|Authors||DiMusto PD, Orringer MB|
|Journal||Ann. Thorac. Surg. Volume: 83 Issue: 6 Pages: 1993-8; discussion 1998-9|
|Publish Date||2007 Jun|
A common operation for cancer of the esophagus and cardia consists of transhiatal esophagectomy, proximal gastrectomy, and a cervical esophagogastric anastomosis. The oncologic adequacy of dividing the stomach 4 to 6 cm distal to palpable tumor is not well documented, and when a positive gastric margin is present on the final pathologic analysis, the appropriate management is not established.

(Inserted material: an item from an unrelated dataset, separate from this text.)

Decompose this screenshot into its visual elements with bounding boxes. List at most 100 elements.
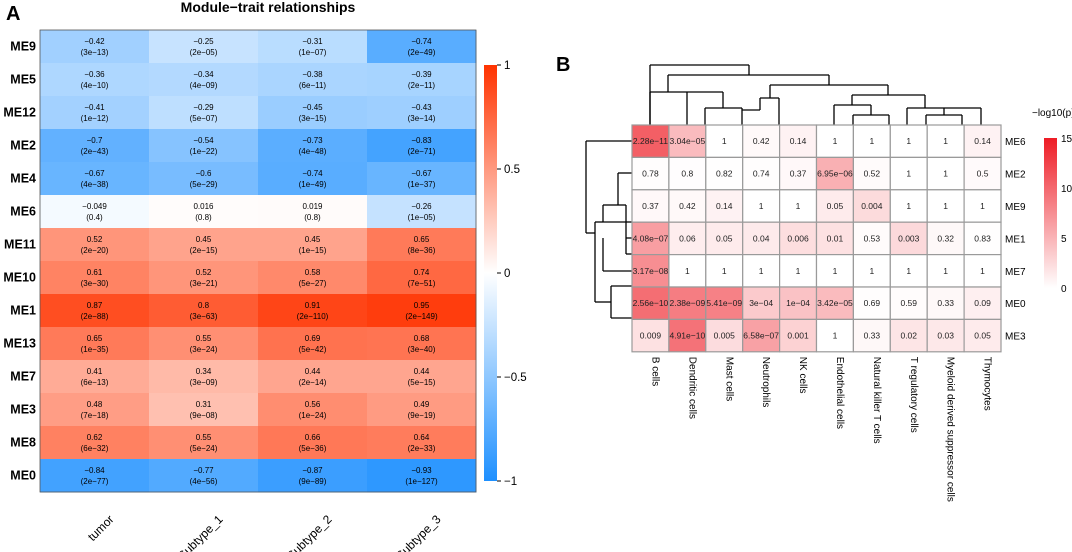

This study was undertaken to determine the incidence of a positive gastric margin in these patients and the impact of adjuvant treatment.A retrospective review was performed of 1044 patients undergoing transhiatal esophagectomy for adenocarcinoma of the distal esophagus or cardia. Twenty (1.9%) had a positive gastric margin on final the pathologic evaluation and met inclusion criteria for this study.Nine patients (45%) received adjuvant therapy consisting of radiation in 3, chemotherapy in 4, or both in 2. Their average postoperative survival was 477 days, compared with 455 days in those not receiving adjuvant therapy (p = 0.898). Local tumor recurrence developed in 1 patient (11%) in the treatment group and in 3 (27%) in the no treatment group (p = 0.386).A transhiatal esophagectomy and proximal gastrectomy for carcinoma of the distal esophagus and cardia, dividing the stomach 4 to 6 cm from palpable tumor, provides a negative gastric margin in 98% of patients. In the few patients who have a positive gastric margin, 80% die with distant metastases, which would not be influenced by more extensive gastric resection, and in about 20%, local tumor recurrence develops in the intrathoracic stomach, seldom causing dysphagia. Adjuvant therapy for a positive gastric margin neither improves survival nor reduces local tumor recurrence.